On the ball
Globetrotters connect with King School students at Harvard event
The Harlem Globetrotters, children from the Martin Luther King School in Cambridge, and Harvard now have something in common — CHEER. And there was plenty of cheering during the Globetrotter’s appearance at Harvard’s Malkin Athletic Center on March 21.
Harvard hosted seven members of the Globetrotters and 150 children from the first through sixth grades of the King School. The students heard about the Globetrotters’ educational outreach program. Called CHEER, the program underscores the importance of cooperation, healthy mind and body, effort, enthusiasm, and responsibility for youth.
For Carolyn Turk, deputy superintendent of Cambridge Public Schools, the event was consistent with Harvard’s strong ties, and commitment, to local schools. “Harvard doesn’t take partnership lightly . . . it’s really a back and forth to think about what we can do together to serve children and families. This is just one example,” said Turk.
From the warm-up act featuring a welcome to Harvard to unbelievable basketball tricks, the students were active, outspoken, and totally engaged.

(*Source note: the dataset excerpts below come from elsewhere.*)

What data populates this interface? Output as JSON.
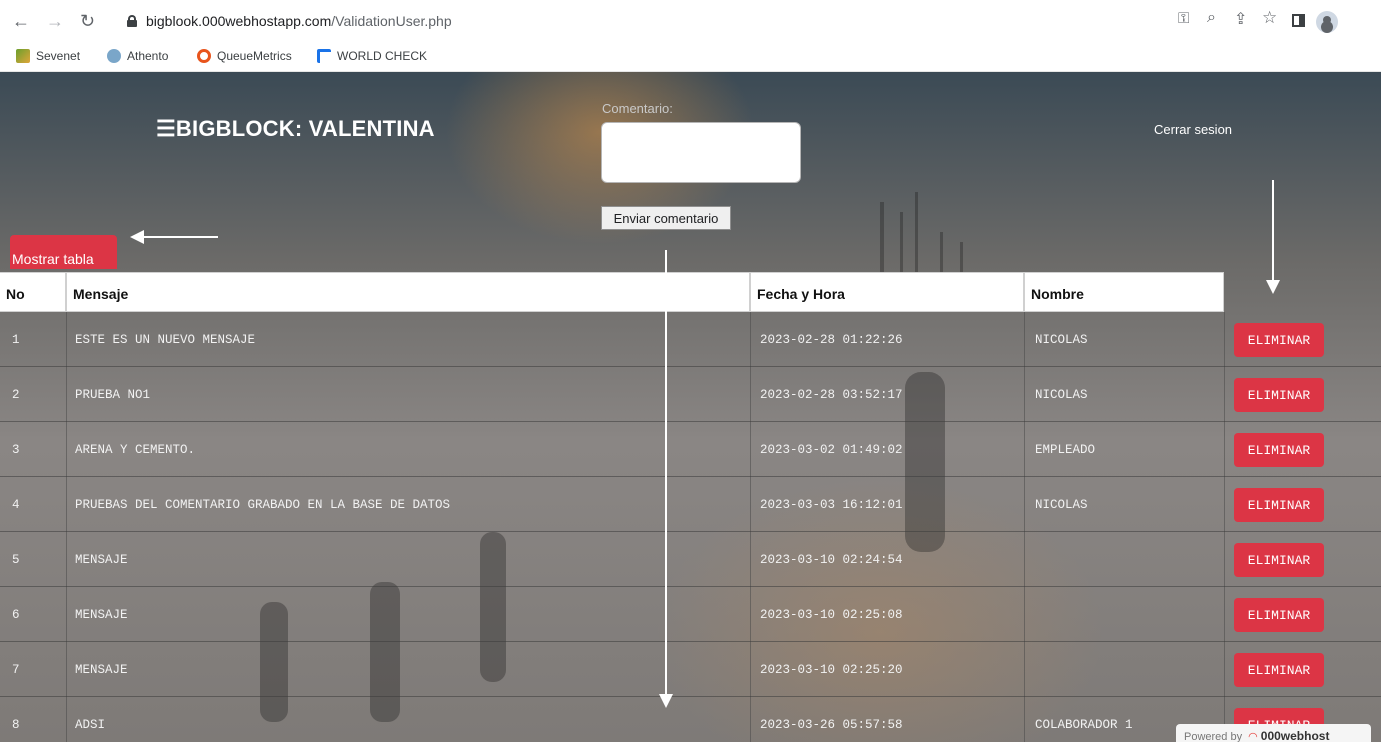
{
  "browser": {
    "url_host": "bigblook.000webhostapp.com",
    "url_path": "/ValidationUser.php",
    "bookmarks": [
      "Sevenet",
      "Athento",
      "QueueMetrics",
      "WORLD CHECK"
    ]
  },
  "header": {
    "brand": "☰BIGBLOCK: VALENTINA",
    "comment_label": "Comentario:",
    "comment_value": "",
    "send_label": "Enviar comentario",
    "logout_label": "Cerrar sesion",
    "show_table_label": "Mostrar tabla"
  },
  "table": {
    "columns": [
      "No",
      "Mensaje",
      "Fecha y Hora",
      "Nombre"
    ],
    "delete_label": "ELIMINAR",
    "rows": [
      {
        "no": "1",
        "mensaje": "ESTE ES UN NUEVO MENSAJE",
        "fecha": "2023-02-28 01:22:26",
        "nombre": "NICOLAS"
      },
      {
        "no": "2",
        "mensaje": "PRUEBA NO1",
        "fecha": "2023-02-28 03:52:17",
        "nombre": "NICOLAS"
      },
      {
        "no": "3",
        "mensaje": "ARENA Y CEMENTO.",
        "fecha": "2023-03-02 01:49:02",
        "nombre": "EMPLEADO"
      },
      {
        "no": "4",
        "mensaje": "PRUEBAS DEL COMENTARIO GRABADO EN LA BASE DE DATOS",
        "fecha": "2023-03-03 16:12:01",
        "nombre": "NICOLAS"
      },
      {
        "no": "5",
        "mensaje": "MENSAJE",
        "fecha": "2023-03-10 02:24:54",
        "nombre": ""
      },
      {
        "no": "6",
        "mensaje": "MENSAJE",
        "fecha": "2023-03-10 02:25:08",
        "nombre": ""
      },
      {
        "no": "7",
        "mensaje": "MENSAJE",
        "fecha": "2023-03-10 02:25:20",
        "nombre": ""
      },
      {
        "no": "8",
        "mensaje": "ADSI",
        "fecha": "2023-03-26 05:57:58",
        "nombre": "COLABORADOR 1"
      }
    ]
  },
  "footer": {
    "powered_by": "Powered by",
    "powered_brand": "000webhost"
  },
  "colors": {
    "accent_red": "#dc3545"
  }
}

“Our school and your school share a mission of education,” said Christine Heenan, vice president of Harvard Public Affairs and Communications in welcoming the group. “We’re neighbors, and we hope some of you come to college here one day.”
Heenan asked the students for their thoughts on health and exercise, basketball, and college, and received hearty responses.
But when the towering squad appeared, cheers filled the gym.
Dressed in their signature red and blue uniforms, the Globetrotters told the crowd their names and where they graduated from college. Then they broke out the heavy stuff: “Cooperation,” cheered a Globetrotter. “Cooperation,” responded the crowd. Together, the big players and little kids rattled through the CHEER list and discussed each concept, and the players threw in a few lessons on basketball tricks on the side.
The finale came when a Globetrotter asked Betunia Zelenlem to come down from the bleachers. He held up her index finger, rotated the basketball, and placed it on the tiny tip for a classic Globetrotter spin.
Before the players left the court, one boy called out from the crowd. “Hey, how long did it take you guys to learn all those tricks?”
A Globetrotter answered: “The key? I never stop practicing.”
“How wonderful for the children to see how adults live by the things that we learn in school,” said Joan Kerwin, a fourth-grade teacher at the King School. “What you need as a child to succeed, you carry through as an adult.”
Harvard has longstanding relationships with Cambridge and Boston schools and runs a wide range of programs that support teaching and learning. More than 8,000 students from kindergarten to 12th grade participate in educational and cultural enrichment programs at Harvard each year.
“Harvard stays with our children, K-12, in all types of partnerships, and it’s wonderful,” said Turk.